3) İDDİA: Çin'den gelen testler işe yaramıyor.

GERÇEK: Türkiye’ye Çin’den iki farklı test geldi. Biri tanı, diğeri ise tarama testi. PCR testleri tanı için kullanılıyor. Bu testlerde bir hata yok ve kullanılıyor. Bu süreçte Antijen testi yetersiz bulundu ve kullanıma sokulmadı. Antikor testleri ise tarama testi olarak başarı ve güvenle kullanılıyor. Ardından gerektiği durumlarda burada pozitif çıkanlara tanı için PCR testi yapılıyor.


4) İDDİA: Sosyal medyada yayılan bir tablo, bazı illerdeki yeni koronavirüs (Kovid19) vakalarını gösteriyor.

Paylaşım

GERÇEK: Henüz Sağlık Bakanlığı’nın bu konuda yaptığı bir açıklama yok. Ancak tablonun Türkiye’de bazı illerdeki koronavirüs vakalarını gösterdiği iddiası doğru değil. Tablodaki veriler Gençlik ve Spor Bakanlığı’nın 23 Mart 2020 tarihinde yayınladığı ve yurtdışından gelip karantinaya alınan kişilerin sayısını gösterdiği listeden kesilerek alınmış. Gençlik ve Spor Bakanlığı’nın sitesinden görselin tamamına ulaşılabiliyor. Grafiğin tamamı incelendiğinde ise değerlerin 23 ilde karantinaya alınan 11 bin 296 vatandaşın illere dağılımını gösterdiği anlaşılabiliyor.

Doğru tablo


5) İDDİA: Türkiye, salgının ilk tespit edildiği günden itibaren 2 hafta içindeki artış hızında İtalya'yı geçti.
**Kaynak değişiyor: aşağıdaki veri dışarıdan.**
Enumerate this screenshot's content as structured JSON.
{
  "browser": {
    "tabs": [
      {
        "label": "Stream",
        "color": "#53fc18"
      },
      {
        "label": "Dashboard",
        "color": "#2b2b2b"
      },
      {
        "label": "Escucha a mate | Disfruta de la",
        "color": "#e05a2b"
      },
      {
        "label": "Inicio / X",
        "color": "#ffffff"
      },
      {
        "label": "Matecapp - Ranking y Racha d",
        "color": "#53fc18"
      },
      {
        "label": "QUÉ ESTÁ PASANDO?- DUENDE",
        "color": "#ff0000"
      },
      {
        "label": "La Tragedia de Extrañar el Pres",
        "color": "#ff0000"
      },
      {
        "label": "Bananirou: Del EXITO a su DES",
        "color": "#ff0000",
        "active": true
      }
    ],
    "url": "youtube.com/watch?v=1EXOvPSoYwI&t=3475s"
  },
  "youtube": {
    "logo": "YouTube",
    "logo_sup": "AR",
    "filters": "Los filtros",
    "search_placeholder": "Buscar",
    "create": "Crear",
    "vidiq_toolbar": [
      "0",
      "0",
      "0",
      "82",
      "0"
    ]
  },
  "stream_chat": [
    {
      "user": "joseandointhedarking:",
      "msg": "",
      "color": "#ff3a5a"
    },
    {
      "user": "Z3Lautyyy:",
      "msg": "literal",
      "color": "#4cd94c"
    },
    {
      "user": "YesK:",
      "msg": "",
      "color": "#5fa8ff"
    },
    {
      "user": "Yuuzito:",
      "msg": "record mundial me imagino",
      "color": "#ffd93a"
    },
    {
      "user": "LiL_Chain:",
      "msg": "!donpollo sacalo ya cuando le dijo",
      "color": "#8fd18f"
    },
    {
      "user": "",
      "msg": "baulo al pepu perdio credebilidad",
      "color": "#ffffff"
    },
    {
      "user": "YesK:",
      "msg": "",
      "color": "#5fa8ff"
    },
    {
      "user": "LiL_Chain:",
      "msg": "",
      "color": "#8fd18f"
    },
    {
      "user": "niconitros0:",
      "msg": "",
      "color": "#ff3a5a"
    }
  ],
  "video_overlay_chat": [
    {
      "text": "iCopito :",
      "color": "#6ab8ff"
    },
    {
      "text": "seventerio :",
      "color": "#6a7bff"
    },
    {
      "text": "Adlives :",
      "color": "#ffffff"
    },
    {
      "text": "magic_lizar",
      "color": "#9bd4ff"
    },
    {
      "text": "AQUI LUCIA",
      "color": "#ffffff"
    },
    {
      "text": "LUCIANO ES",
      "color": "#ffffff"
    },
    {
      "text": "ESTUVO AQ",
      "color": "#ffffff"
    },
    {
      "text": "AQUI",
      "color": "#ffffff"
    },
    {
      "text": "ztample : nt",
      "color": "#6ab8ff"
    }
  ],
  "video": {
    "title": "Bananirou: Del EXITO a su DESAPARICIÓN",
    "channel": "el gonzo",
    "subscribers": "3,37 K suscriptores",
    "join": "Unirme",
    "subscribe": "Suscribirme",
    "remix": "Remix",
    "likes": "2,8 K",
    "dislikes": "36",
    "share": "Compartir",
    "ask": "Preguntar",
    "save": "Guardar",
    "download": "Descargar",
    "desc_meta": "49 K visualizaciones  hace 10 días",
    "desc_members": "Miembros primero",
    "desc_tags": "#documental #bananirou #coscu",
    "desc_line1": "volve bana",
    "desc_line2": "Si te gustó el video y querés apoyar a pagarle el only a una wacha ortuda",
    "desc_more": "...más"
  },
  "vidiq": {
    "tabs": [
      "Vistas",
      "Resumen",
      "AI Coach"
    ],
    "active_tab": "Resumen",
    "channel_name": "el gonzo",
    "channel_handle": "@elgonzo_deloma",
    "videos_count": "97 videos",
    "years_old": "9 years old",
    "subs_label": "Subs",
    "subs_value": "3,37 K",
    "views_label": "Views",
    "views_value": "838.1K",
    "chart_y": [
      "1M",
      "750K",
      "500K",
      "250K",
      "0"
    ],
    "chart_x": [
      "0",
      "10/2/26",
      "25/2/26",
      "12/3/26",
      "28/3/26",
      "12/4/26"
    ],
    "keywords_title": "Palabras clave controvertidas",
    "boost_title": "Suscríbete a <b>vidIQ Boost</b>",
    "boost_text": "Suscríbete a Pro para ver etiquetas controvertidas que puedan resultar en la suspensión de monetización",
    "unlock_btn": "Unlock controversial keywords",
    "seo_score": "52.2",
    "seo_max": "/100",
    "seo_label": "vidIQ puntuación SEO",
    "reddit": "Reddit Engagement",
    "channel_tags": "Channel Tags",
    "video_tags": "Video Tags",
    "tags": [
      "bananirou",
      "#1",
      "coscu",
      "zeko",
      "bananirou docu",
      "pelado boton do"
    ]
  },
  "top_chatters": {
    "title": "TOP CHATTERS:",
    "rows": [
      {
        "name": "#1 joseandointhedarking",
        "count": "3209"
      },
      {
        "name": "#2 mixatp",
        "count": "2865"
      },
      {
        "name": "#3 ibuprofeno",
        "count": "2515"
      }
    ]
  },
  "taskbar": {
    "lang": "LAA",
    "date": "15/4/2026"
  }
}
GERÇEK: Türkiye İtalya’dan farklı olarak daha yoğun tedbirler aldı. Temaslı tarama ve izolasyonu yaptığı gibi, sosyal izolasyon tedbirlerini de aşamalı olarak devreye soktu. İtalya’dan farklı olarak bu tedbirleri etkin olarak uyguladık. Yurtdışından gelen yaklaşık 20 bin kişiye zorunlu karantina uygulaması da yapıldı. Çıkan vakaların temasları bulunup izole edildi. Dolayısıyla vakaları hızla tespit ettik.

Bu nedenle başlangıç verileri bir ölçü teşkil etmiyor. İtalya, İspanya gibi ülkeler bu tedbirleri çok daha az uyguladı ve uzun süre çok az bir vaka sayısı tanımladı. Geç kaldıkları için de testler yapılmaya başlandığında rakamları hızla arttı. Yani Türkiye ve İtalya’nın ilk vaka tespitinden sonra 16'ncı gündeki rakamlarını karşılaştırmak bilimsel değil.


6) İDDİA: Koronavirüs çocuklara bulaşmıyor.

GERÇEK: Son günlerde sosyal medyada yayılan birçok paylaşımda koronavirüsün çocuklara bulaşmayacağı iddia edildi. Ancak koronavirüs her yaştan insana bulaşabilir. Dünyada bunun örneği var. Ancak hastalık ileri yaş grubunda çok daha ağır seyretmekte ve ölümcül olmaktadır.